Aircraft usually have a CG range, not just one particular spot. Cubs, scale or not, have a wide CG range. Sailplanes usually do not. Our wide CG range makes it easy to modify and fly the plane. I wouldn't doubt if this model has a range of an inch or slightly more! In model aviation, that's huge. My giant slope delta Messerschmitt P.1111 has a CG range of about 3/8".
If your aircraft is more rear-CG heavy, ie. you make a nifty airplane balancer thingy as seen in previous posts and your ship balances about 2" back, your Cub will be quite lively and maneuverable, ie unstable. If you move the CG forward by adding nose weight or removing weight near the tail, ie tailwheel or battery mods, you'll find her to be nice and sedate.
100% scale example: when we test fly our production aircraft, we do cross-control (full OPPOSITE rudder and aileron) stalls at most forward CG and most aft CG, power on and power off, with flaps at all three settings! Full aft CG, 40 degrees of flaps, power on stalls are the most violent. An aircraft is considered "out of tolerance" if (follow closely) pitch, yaw OR roll changes by... 90 degrees.
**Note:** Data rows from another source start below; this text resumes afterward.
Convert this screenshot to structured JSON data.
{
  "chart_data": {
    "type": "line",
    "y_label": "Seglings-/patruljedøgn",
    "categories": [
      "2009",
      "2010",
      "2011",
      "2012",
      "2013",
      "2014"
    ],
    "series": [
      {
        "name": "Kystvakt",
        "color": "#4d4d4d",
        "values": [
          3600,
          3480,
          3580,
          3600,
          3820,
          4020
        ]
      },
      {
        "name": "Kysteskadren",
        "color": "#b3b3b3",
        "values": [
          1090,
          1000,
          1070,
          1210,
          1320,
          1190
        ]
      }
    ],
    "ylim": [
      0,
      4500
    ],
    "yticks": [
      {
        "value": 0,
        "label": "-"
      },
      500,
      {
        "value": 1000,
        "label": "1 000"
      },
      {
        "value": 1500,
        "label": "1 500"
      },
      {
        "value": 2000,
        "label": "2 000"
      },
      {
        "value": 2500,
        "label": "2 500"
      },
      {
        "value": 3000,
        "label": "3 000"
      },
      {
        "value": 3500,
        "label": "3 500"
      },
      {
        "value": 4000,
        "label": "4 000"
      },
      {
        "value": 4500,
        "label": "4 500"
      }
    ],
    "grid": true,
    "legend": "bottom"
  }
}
I flew back seat during one of these test flights because they needed the aft weight and we ran out of 25 lb shot bags. The plane stalled, immediately dropped the nose 40 degrees, rolled onto it's right side 85 degrees, and yawed 77 degrees.
Barf bags: don't leave home without them!
Win if you can, lose if you must, but always cheat.
Post by sackohammers on Dec 24, 2007 4:01:06 GMT 1
Unfortunately I haven't been able to fly it yet... so frustrating. Everytime I go to fly there is too much wind. I fly the cub instead... I don't mind the wind with that thing - its fun. But I'm trying to wait for a good day for the TM maiden. I think I've taken it to go flying about 8 times now and still haven't gotten it up yet. Hehe, I hope my patience pays off.